Officials at Nalcor Energy remain confident that electricity from Muskrat Falls will be transmitted over the new Labrador-Island Link "at varying levels" next year, despite serious and strongly worded warnings from an expert consultant.
In a statement, Nalcor CEO Stan Marshall said a plan to energize the line — which will bring electricity from the Muskrat Falls generating station to Newfoundland's Avalon Peninsula — in 2020, "remains our current schedule."
But a consulting firm hired by the province's Public Utilities Board to monitor progress on the project is casting serious doubt on that plan.
The Liberty Consulting Group of Lebanon, Pa., has been providing quarterly monitoring reports to the PUB on the transition to operations at Muskrat, and says vibration and jamming issues with what are called synchronous condensers and problems with complex computer software could mean even more delays.
Persistent, long-standing problems
Liberty's Nov. 15 report is blunt, and rather scathing:
"For a project whose schedule should be approaching completion, the persistence of long-standing problems, the emergence of new ones, and a continuing lack of work completion are troubling," the report's summary states.
For a project whose schedule should be approaching completion, the persistence of long-standing problems, the emergence of new ones, and a continuing lack of work completion are troubling. - Liberty Consulting Group
Nalcor hopes to generate power from the first of four turbines at Muskrat as early as January.
But it's now unlikely that power will be transmitted to Newfoundland any time soon.
The Liberty report says the new link, which will connect Muskrat to Newfoundland's power grid, will "fail to enter service this winter."
What's more, its operation in the winter of 2021 "is now becoming less certain."
At issue is a contract with General Electric for the development of what's called control and protection software to operate the link. The company has missed deadlines to deliver the software, and Liberty's report details a "large number of software problems" that must be corrected.
GE has committed to delivering a new version sometime in December, with testing to begin in January.
But Liberty's experts are skeptical.
"Even if that optimism proves well founded, subsequent LIL commissioning will delay reliable operation to some point past this coming winter.

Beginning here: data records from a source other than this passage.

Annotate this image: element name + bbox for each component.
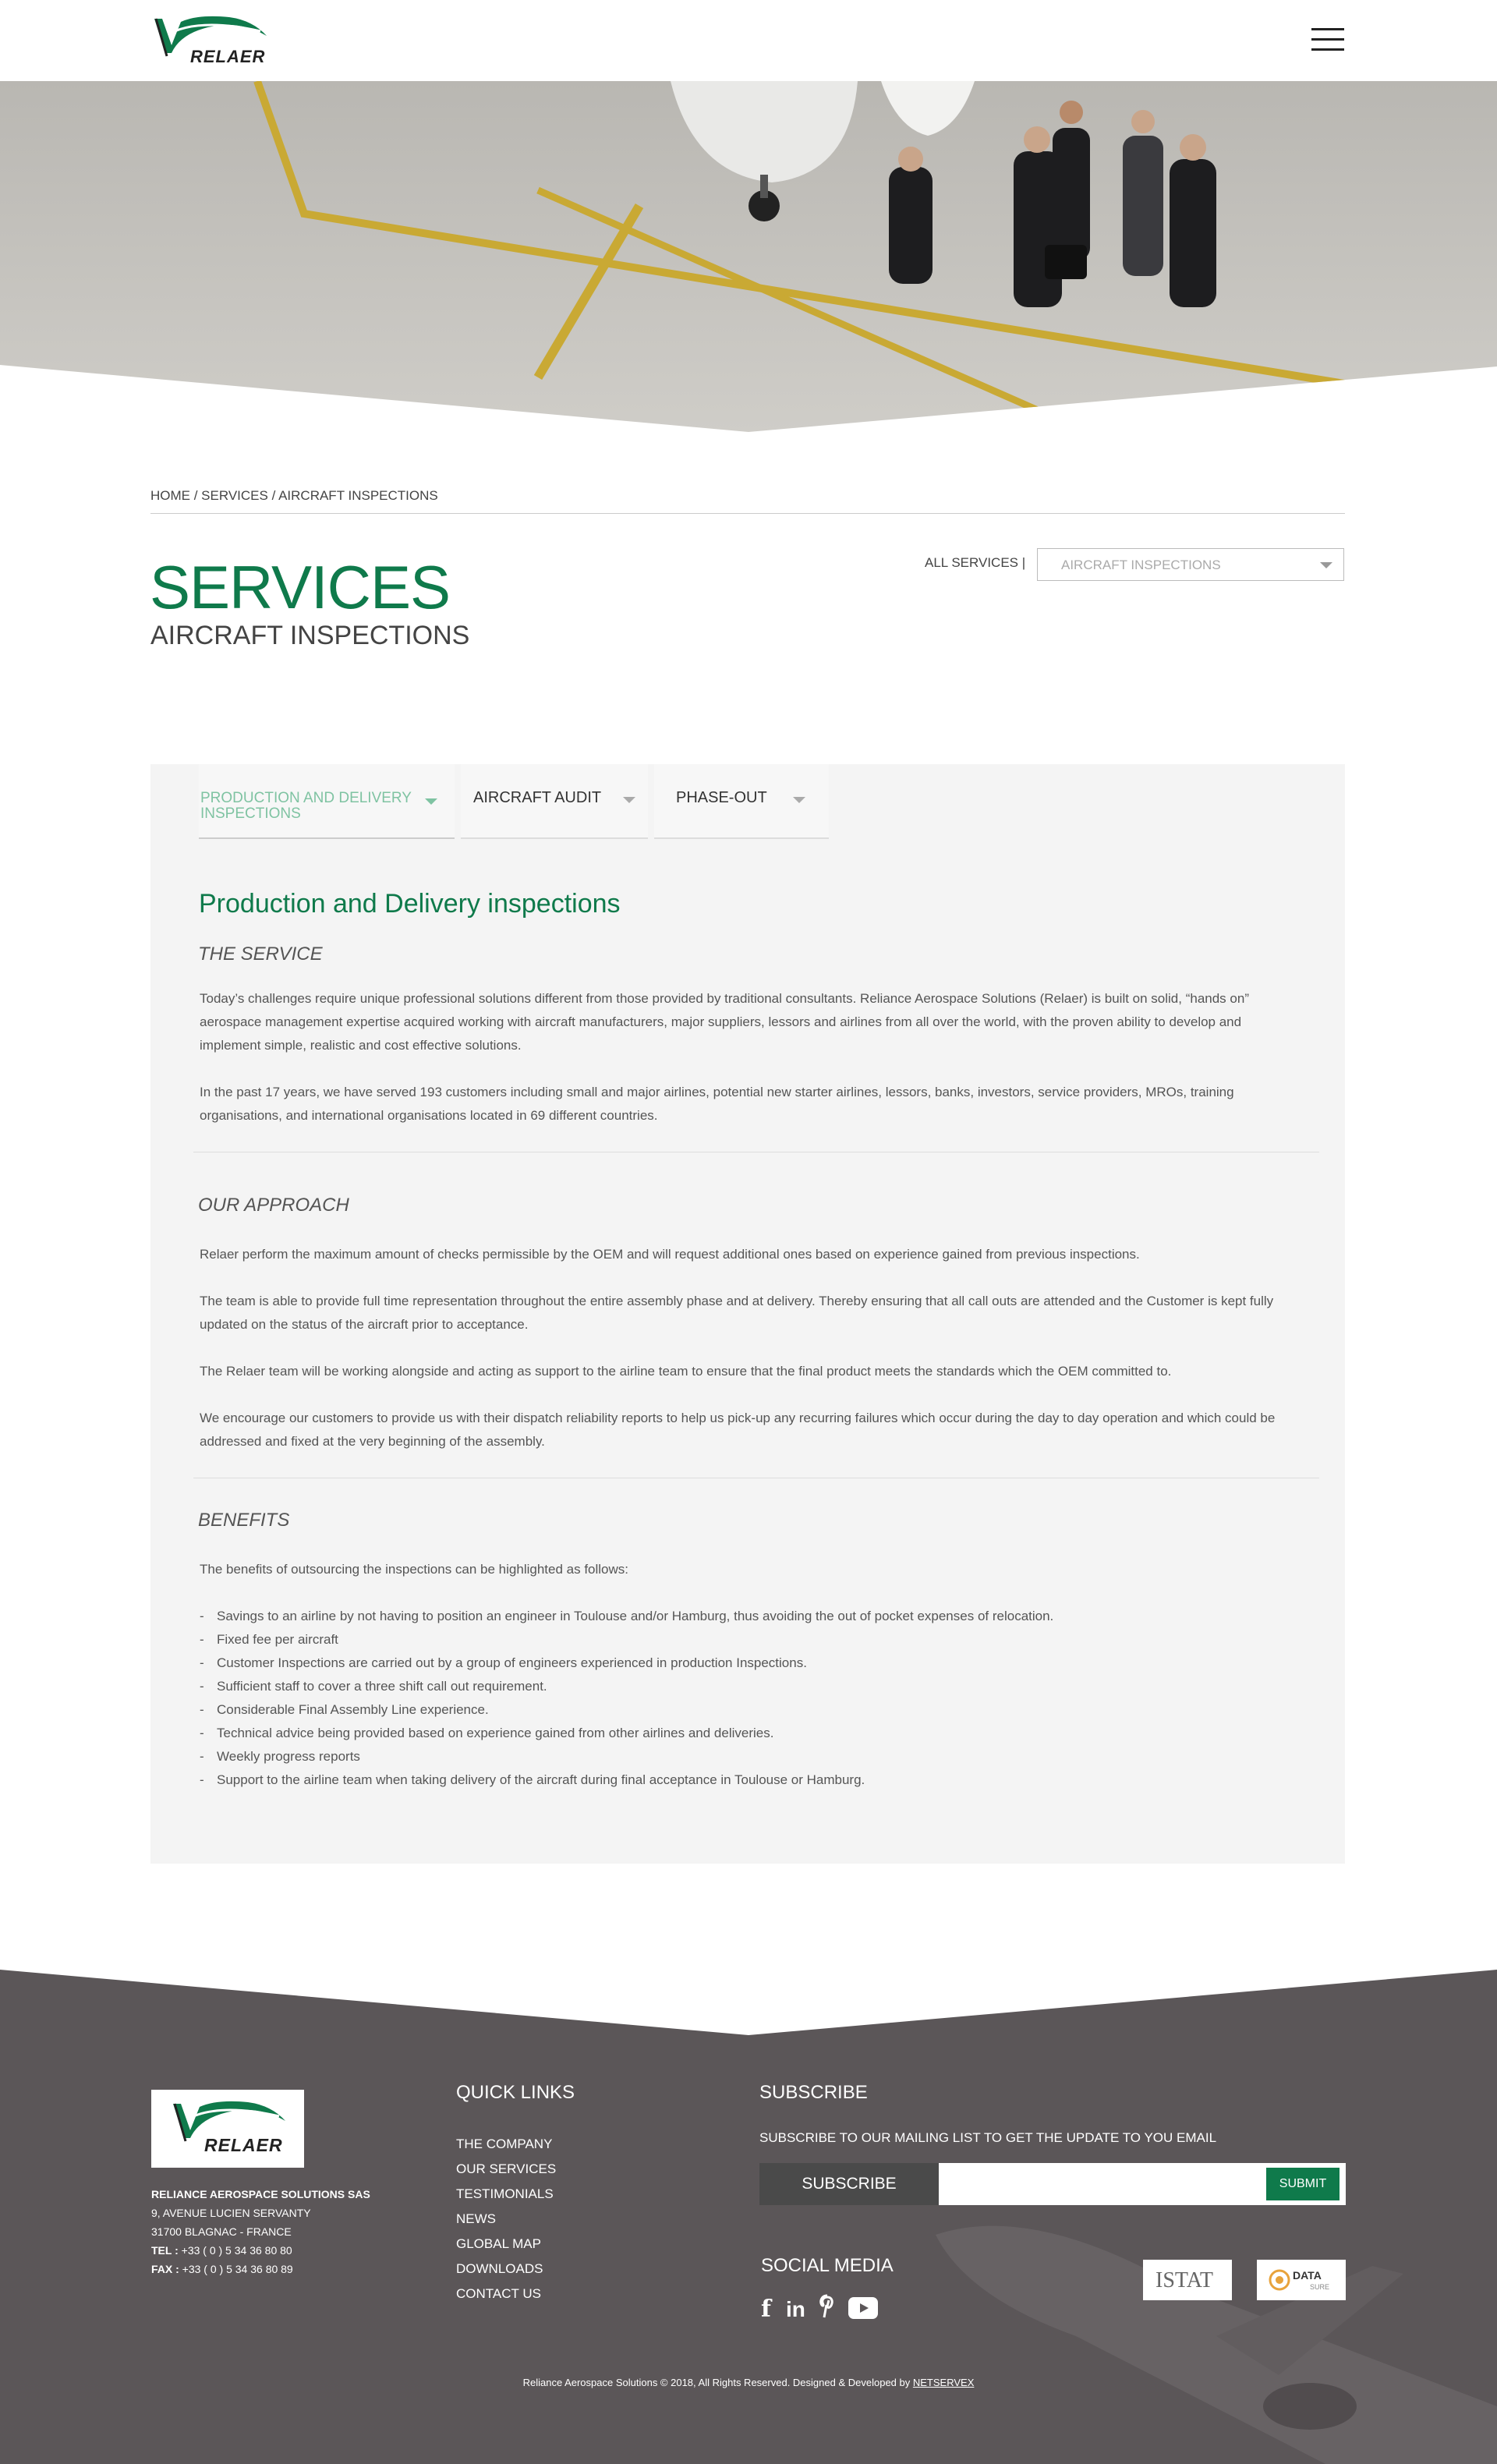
- address-line-1: 9, AVENUE LUCIEN SERVANTY: [151, 2207, 311, 2219]
- breadcrumb-separator: /: [190, 488, 202, 503]
- pinterest-icon[interactable]: [819, 2294, 836, 2321]
- tab-production-delivery[interactable]: PRODUCTION AND DELIVERY INSPECTIONS: [199, 764, 455, 839]
- quick-link-the-company[interactable]: THE COMPANY: [456, 2137, 552, 2151]
- quick-link-our-services[interactable]: OUR SERVICES: [456, 2161, 556, 2176]
- relaer-logo[interactable]: RELAER: [151, 14, 268, 70]
- tab-label-line1: PRODUCTION AND DELIVERY: [200, 790, 412, 806]
- linkedin-icon[interactable]: in: [786, 2297, 805, 2324]
- quick-link-news[interactable]: NEWS: [456, 2211, 496, 2226]
- list-item: Sufficient staff to cover a three shift …: [200, 1675, 1291, 1698]
- fax: FAX : +33 ( 0 ) 5 34 36 80 89: [151, 2260, 370, 2278]
- address-line-2: 31700 BLAGNAC - FRANCE: [151, 2225, 292, 2238]
- site-header: RELAER: [0, 0, 1497, 81]
- approach-paragraph-3: The Relaer team will be working alongsid…: [200, 1364, 1172, 1379]
- approach-paragraph-1: Relaer perform the maximum amount of che…: [200, 1247, 1140, 1262]
- footer-logo-wordmark: RELAER: [204, 2135, 283, 2155]
- breadcrumb-home[interactable]: HOME: [150, 488, 190, 503]
- fax-label: FAX :: [151, 2263, 179, 2275]
- service-paragraph-2: In the past 17 years, we have served 193…: [200, 1085, 1234, 1123]
- subscribe-description: SUBSCRIBE TO OUR MAILING LIST TO GET THE…: [759, 2130, 1217, 2145]
- istat-logo-text: ISTAT: [1155, 2268, 1213, 2292]
- page-title: SERVICES: [150, 553, 451, 621]
- service-dropdown[interactable]: AIRCRAFT INSPECTIONS: [1037, 548, 1344, 581]
- menu-button[interactable]: [1311, 27, 1344, 53]
- page-subtitle: AIRCRAFT INSPECTIONS: [150, 621, 470, 650]
- istat-badge[interactable]: ISTAT: [1143, 2260, 1232, 2300]
- datasure-logo-subtext: SURE: [1310, 2283, 1330, 2291]
- tel-label: TEL :: [151, 2244, 179, 2257]
- relaer-flag-icon: [173, 2101, 285, 2142]
- heading-our-approach: OUR APPROACH: [198, 1195, 349, 1216]
- datasure-logo-text: DATA: [1293, 2269, 1322, 2282]
- facebook-icon[interactable]: f: [761, 2296, 771, 2323]
- all-services-label: ALL SERVICES |: [925, 555, 1026, 570]
- footer-address: RELIANCE AEROSPACE SOLUTIONS SAS 9, AVEN…: [151, 2185, 370, 2278]
- footer-logo[interactable]: RELAER: [151, 2090, 304, 2168]
- quick-links: THE COMPANY OUR SERVICES TESTIMONIALS NE…: [456, 2132, 556, 2306]
- phone: TEL : +33 ( 0 ) 5 34 36 80 80: [151, 2241, 370, 2260]
- company-name: RELIANCE AEROSPACE SOLUTIONS SAS: [151, 2188, 370, 2200]
- tab-label: AIRCRAFT AUDIT: [473, 789, 602, 806]
- list-item: Weekly progress reports: [200, 1745, 1291, 1768]
- benefits-intro: The benefits of outsourcing the inspecti…: [200, 1562, 629, 1577]
- tab-aircraft-audit[interactable]: AIRCRAFT AUDIT: [461, 764, 648, 839]
- breadcrumb-divider: [150, 513, 1345, 514]
- chevron-down-icon: [425, 798, 437, 805]
- service-dropdown-value: AIRCRAFT INSPECTIONS: [1061, 558, 1221, 572]
- fax-value: +33 ( 0 ) 5 34 36 80 89: [182, 2263, 293, 2275]
- datasure-badge[interactable]: DATA SURE: [1257, 2260, 1346, 2300]
- breadcrumb-separator: /: [267, 488, 279, 503]
- tab-phase-out[interactable]: PHASE-OUT: [654, 764, 829, 839]
- tab-label-line2: INSPECTIONS: [200, 805, 301, 822]
- list-item: Support to the airline team when taking …: [200, 1768, 1291, 1792]
- list-item: Fixed fee per aircraft: [200, 1628, 1291, 1652]
- chevron-down-icon: [1320, 562, 1332, 568]
- developer-link[interactable]: NETSERVEX: [913, 2377, 975, 2388]
- list-item: Savings to an airline by not having to p…: [200, 1605, 1291, 1628]
- list-item: Technical advice being provided based on…: [200, 1722, 1291, 1745]
- subscribe-title: SUBSCRIBE: [759, 2082, 868, 2103]
- heading-the-service: THE SERVICE: [198, 943, 323, 965]
- social-media-title: SOCIAL MEDIA: [761, 2255, 894, 2276]
- tab-label: PRODUCTION AND DELIVERY INSPECTIONS: [200, 791, 412, 822]
- quick-link-downloads[interactable]: DOWNLOADS: [456, 2261, 543, 2276]
- breadcrumb: HOME / SERVICES / AIRCRAFT INSPECTIONS: [150, 488, 438, 504]
- tab-label: PHASE-OUT: [676, 789, 767, 806]
- service-tabs: PRODUCTION AND DELIVERY INSPECTIONS AIRC…: [150, 764, 829, 839]
- breadcrumb-current: AIRCRAFT INSPECTIONS: [278, 488, 438, 503]
- list-item: Customer Inspections are carried out by …: [200, 1652, 1291, 1675]
- copyright: Reliance Aerospace Solutions © 2018, All…: [0, 2377, 1497, 2388]
- tel-value: +33 ( 0 ) 5 34 36 80 80: [181, 2244, 292, 2257]
- hero-image: [0, 81, 1497, 432]
- quick-link-contact-us[interactable]: CONTACT US: [456, 2286, 541, 2301]
- section-title: Production and Delivery inspections: [199, 889, 621, 919]
- quick-link-global-map[interactable]: GLOBAL MAP: [456, 2236, 541, 2251]
- approach-paragraph-4: We encourage our customers to provide us…: [200, 1411, 1276, 1449]
- youtube-icon[interactable]: [848, 2297, 878, 2324]
- subscribe-email-input[interactable]: [940, 2165, 1262, 2204]
- datasure-logo-icon: [1269, 2269, 1290, 2291]
- approach-paragraph-2: The team is able to provide full time re…: [200, 1294, 1274, 1332]
- quick-link-testimonials[interactable]: TESTIMONIALS: [456, 2186, 554, 2201]
- logo-wordmark: RELAER: [190, 47, 266, 66]
- benefits-list: Savings to an airline by not having to p…: [200, 1605, 1291, 1792]
- chevron-down-icon: [793, 797, 805, 803]
- heading-benefits: BENEFITS: [198, 1510, 290, 1531]
- service-paragraph-1: Today’s challenges require unique profes…: [200, 991, 1249, 1053]
- breadcrumb-services[interactable]: SERVICES: [201, 488, 268, 503]
- subscribe-label: SUBSCRIBE: [759, 2163, 939, 2205]
- quick-links-title: QUICK LINKS: [456, 2082, 575, 2103]
- chevron-down-icon: [623, 797, 635, 803]
- submit-button[interactable]: SUBMIT: [1266, 2168, 1340, 2200]
- copyright-text: Reliance Aerospace Solutions © 2018, All…: [522, 2377, 911, 2388]
- list-item: Considerable Final Assembly Line experie…: [200, 1698, 1291, 1722]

Continued optimism about dates that have continually slipped for long periods needs more of a foundation than management has provided to us," the report states.
And the software is not the only issue that could further hobble a publicly funded project that is already billions over budget and years behind schedule.
And they're raising concerns with Liberty experts about whether the link will be reliable, even when it is in operation.
An ongoing need for Holyrood as a backup
"A number of transmission technical concerns continue to remain open, leaving uncertain whether, even after operation of the LIL, contingencies on the transmission system will require substantial Avalon Peninsula generation to remain available to avoid underfrequency load shedding and rolling outages."
In simple terms, that sentence is saying the oil-fired generating station at Holyrood, which is supposed to be decommissioned once Muskrat is completed, may be required longer than expected in order to avoid unexpected blackouts.
Liberty cited recently discovered problems with three synchronous condensers at the elaborate switching station at Soldiers Pond. These condensers are critical to the power system, but one unit has vibration issues, while the other two units won't rotate at all.
Liberty says Nalcor management is "not prepared to rule out the risk that major work and extended delay may occur."
Liberty says the cause of the condenser problems "remain uncertain," and potential fixes "have only conceptual solutions identified."
"Should these issues continue into next June, they may prevent or significantly restrict power flows over the LIL during commissioning, and could have an impact on the power flows during the 2020/2021 winter," the report states.
Liberty is also at odds with Nalcor over access to oversight reports prepared by two independent consultants, which are monitoring the work of General Electric.
Nalcor has refused to provide written copies of these reports to Liberty, and "the continued lack of full transparency on these reports as schedules lengthen is concerning," Liberty states.
But Nalcor says it's unable to share written copies of the reports because its contractual agreements with General Electric prohibit it.
However, Nalcor said it provides Liberty and the PUB with "an overview and description of the information and areas of concern raised by and outlined" in the reports.
"We will continue to provide Liberty with information regarding the issues on LIL while maintaining compliance with our legal obligations,"' the Nalcor statement reads.